The Bitcoin mining hash rate reached a new peak of 240.208 million TH/s Sunday, according to the crypto trading firm Blockchain.com. The new record high comes in the midst of a crypto downturn which has pushed market prices down to multi-year lows.
Bitcoin Hash Rate Rebounds Sharply Months After Miners Faced Debt Crunch
Bitcoin mining hash rate hit a new all-time high (ATH) of 240.208 million terahashes per second (Th/s) on Oct. 2, as per data by Blockchain.com. In contrast, the price of the number one cryptocurrency is struggling to break above the $20,000 threshold, currently trading at $19,205.
The new data suggests that Bitcoin miners remain generally unaffected by the ongoing crypto winter. The downturn has battered crypto prices and non-fungible token (NFT) sales in recent months, with Bitcoin and Ethereum losing more than 50% of their value in the past six months.
The recovery in Bitcoin’s mining hash rate started in mid-August. Since then, the world’s largest cryptocurrency surged more than 20% in terms of hashing power. The mining hash rate refers to the total computational power used to mine and handle transactions on the Bitcoin network.
A new hash rate all-time high comes just months after several major mining companies faced margin calls due to a steep drop in BTC amid the broader market downturn. The cost of energy and equipment to mine Bitcoin did not drop in a similar fashion. Crypto miners accumulated more than $4 billion in debt in July, the reports showed at the time.
Due to such conditions, crypto mining firms were forced to sell millions of dollars of their bitcoin reserves to address the accumulated debts. The bitcoin mining hash rate plummeted by over 10% in June as firms stopped using their older mining machines due to their low profitability.
Meanwhile, Ethereum Miners Turn to ETHPoW After the Merge
The crypto mining game has also been significantly affected by Ethereum’s Merge earlier this month. The Merge, arguably the most important development in the crypto industry in 2022, saw Ethereum transition from the Proof-of-Work (PoW) model to Proof-of-Stake (PoS).

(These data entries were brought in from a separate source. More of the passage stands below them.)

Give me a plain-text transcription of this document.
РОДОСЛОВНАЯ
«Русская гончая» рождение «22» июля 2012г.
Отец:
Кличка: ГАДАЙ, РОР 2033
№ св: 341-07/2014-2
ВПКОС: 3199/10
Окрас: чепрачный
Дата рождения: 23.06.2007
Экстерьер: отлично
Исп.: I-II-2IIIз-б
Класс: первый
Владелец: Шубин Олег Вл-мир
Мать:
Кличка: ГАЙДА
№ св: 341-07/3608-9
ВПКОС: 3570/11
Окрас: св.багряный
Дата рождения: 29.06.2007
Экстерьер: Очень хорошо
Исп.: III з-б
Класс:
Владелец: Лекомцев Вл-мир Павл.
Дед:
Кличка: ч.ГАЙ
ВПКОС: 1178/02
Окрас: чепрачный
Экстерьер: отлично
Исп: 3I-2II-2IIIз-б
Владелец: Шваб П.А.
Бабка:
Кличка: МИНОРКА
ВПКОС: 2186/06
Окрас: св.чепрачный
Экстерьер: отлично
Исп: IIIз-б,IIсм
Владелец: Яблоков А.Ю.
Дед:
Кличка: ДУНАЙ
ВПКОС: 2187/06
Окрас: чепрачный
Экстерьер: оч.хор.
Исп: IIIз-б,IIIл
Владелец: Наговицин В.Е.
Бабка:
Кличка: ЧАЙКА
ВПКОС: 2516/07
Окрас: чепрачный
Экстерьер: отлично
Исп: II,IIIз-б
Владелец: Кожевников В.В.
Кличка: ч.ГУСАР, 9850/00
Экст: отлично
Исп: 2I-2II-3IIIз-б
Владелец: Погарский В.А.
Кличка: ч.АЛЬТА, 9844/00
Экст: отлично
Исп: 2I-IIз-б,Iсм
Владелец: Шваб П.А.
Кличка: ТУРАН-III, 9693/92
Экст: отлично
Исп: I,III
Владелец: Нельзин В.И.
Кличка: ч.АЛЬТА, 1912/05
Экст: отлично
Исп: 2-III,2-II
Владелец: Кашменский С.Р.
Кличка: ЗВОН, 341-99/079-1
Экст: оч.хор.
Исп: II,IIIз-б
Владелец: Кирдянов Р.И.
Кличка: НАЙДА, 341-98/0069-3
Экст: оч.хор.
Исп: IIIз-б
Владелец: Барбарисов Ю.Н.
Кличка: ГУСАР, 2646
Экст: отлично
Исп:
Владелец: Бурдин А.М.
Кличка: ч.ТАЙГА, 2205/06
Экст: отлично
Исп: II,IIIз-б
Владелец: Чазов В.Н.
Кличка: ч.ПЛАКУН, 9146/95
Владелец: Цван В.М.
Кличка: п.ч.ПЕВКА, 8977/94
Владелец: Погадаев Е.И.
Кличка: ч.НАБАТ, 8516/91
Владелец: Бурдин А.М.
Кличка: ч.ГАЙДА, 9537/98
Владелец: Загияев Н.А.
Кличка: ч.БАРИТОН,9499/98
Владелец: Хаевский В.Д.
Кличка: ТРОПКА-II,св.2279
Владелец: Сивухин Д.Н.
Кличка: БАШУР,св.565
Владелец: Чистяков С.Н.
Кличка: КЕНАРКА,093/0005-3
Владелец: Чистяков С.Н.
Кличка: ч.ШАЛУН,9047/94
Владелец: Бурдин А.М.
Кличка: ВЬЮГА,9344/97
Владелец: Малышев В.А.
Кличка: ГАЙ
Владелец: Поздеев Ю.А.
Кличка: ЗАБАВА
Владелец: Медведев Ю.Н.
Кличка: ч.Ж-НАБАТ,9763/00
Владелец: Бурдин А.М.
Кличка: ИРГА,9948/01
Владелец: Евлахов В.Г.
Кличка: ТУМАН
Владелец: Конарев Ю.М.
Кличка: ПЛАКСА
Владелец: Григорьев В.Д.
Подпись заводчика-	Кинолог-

Since the Merge, Ethereum has stopped relying on miners and the blockchain’s transactions are now verified by so-called ‘validators’. The shift to a PoS consensus mechanism is expected to reduce Ethereum’s carbon emissions by more than 99%, addressing one of the most-criticized aspects of cryptocurrencies.
But shortly after the Merge, the mining community proposed a hard fork of Ethereum’s network that would allow an individual copy of the existing ETH mainnet to continue with the PoW model. As a result, EthereumPoW (ETHW) launched just a day after the Merge.